How and why I built Product Recommendation System
About me
I am a data scientist with 6 years of experience. working in MNC. I have experience in solving Computer vision, NLP, and machine problems.
The problem I wanted to solve
The banking client had 18-month transactional data for around 1M users. he wanted to build a recommendation system that can increase its conversion rate and business.
What is Product Recommendation System?
This product recommendation system is based on the user's demographical information and its transactional history with the bank. it can recommend products like credit cards, loans, taxes, etc.
Tech stack
I used pandas to clean the data. python to build the API. and sklearn to build the ranking model.

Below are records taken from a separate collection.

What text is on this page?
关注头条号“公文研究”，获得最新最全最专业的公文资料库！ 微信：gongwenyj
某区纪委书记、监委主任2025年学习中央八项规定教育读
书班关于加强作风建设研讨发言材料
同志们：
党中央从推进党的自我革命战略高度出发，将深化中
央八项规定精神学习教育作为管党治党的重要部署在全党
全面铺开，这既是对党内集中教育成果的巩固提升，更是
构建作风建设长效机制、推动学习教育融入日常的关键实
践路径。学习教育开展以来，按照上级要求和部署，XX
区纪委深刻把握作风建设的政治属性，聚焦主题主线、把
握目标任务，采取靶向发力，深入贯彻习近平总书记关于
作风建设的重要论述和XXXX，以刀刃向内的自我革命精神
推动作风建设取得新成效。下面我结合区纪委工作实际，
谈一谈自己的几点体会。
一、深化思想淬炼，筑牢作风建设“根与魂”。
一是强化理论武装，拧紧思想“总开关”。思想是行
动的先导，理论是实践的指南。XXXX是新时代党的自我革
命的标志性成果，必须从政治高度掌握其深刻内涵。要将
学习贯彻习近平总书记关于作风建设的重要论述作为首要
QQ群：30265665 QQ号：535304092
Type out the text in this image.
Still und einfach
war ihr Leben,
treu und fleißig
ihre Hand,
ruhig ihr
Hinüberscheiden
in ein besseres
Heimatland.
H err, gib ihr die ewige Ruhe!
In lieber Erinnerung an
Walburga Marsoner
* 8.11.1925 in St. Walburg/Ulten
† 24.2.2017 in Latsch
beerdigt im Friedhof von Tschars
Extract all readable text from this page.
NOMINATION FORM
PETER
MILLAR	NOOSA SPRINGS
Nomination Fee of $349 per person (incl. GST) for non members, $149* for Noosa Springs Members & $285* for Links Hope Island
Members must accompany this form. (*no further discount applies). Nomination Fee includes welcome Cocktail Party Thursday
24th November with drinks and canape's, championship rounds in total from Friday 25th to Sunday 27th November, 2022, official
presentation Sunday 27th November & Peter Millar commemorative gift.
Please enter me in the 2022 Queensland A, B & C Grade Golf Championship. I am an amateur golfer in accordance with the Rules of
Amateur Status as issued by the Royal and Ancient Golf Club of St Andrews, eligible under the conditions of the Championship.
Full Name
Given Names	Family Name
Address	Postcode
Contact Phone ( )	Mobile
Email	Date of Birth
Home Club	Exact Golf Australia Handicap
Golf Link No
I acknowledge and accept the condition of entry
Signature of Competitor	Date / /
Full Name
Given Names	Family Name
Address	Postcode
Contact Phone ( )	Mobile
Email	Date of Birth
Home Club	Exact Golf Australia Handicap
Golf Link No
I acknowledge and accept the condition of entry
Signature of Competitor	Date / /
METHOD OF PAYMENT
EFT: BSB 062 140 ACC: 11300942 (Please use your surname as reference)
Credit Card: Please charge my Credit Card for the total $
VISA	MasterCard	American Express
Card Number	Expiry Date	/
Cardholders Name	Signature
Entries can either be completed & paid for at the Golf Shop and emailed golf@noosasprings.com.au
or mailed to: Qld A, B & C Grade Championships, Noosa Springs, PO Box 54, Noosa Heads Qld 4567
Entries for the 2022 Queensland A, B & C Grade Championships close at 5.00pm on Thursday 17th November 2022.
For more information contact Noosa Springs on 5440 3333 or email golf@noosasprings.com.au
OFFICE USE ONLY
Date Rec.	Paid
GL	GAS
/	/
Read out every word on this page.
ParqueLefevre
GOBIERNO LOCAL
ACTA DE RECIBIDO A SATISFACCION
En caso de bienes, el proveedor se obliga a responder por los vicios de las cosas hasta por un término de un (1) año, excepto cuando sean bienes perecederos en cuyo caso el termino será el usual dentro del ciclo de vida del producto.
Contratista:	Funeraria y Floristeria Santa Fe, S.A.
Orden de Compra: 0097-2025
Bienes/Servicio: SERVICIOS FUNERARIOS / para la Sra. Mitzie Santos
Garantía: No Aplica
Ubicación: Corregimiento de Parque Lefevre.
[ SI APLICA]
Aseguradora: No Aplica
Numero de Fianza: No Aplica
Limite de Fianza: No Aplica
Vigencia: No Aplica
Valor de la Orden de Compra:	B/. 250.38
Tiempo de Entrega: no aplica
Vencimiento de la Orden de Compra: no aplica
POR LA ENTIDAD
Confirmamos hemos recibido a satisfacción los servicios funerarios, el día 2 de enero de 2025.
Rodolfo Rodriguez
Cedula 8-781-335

The process of building Product Recommendation System
at first, I cleaned the data and fill the null values. then I processed it using sklearn min max scaler. i did some feature engineering to include user's purchasing history to introduce new features then I trained model to predict recommendation score for each product using feature which includes user's info and its transaction history for products. I used MAP(mean average precision) metric to evaluate the model. at final, I got a MAP of 3.6% from the model.
Challenges I faced
it was very hard to train a model with a good MAP score. I had to do a lot of feature engineering to get a good score.
Key learnings
learning from this project was to enter in recommendation system and how we can imporve it using machine learning
Tips and advice
a good recommendation system can be build by using both user's information and its purchasing history.
Final thoughts and next steps
it's a good experience to enter in recommendation system. The next steps can be to improve the conversion rate by using production data and improve the MAP score.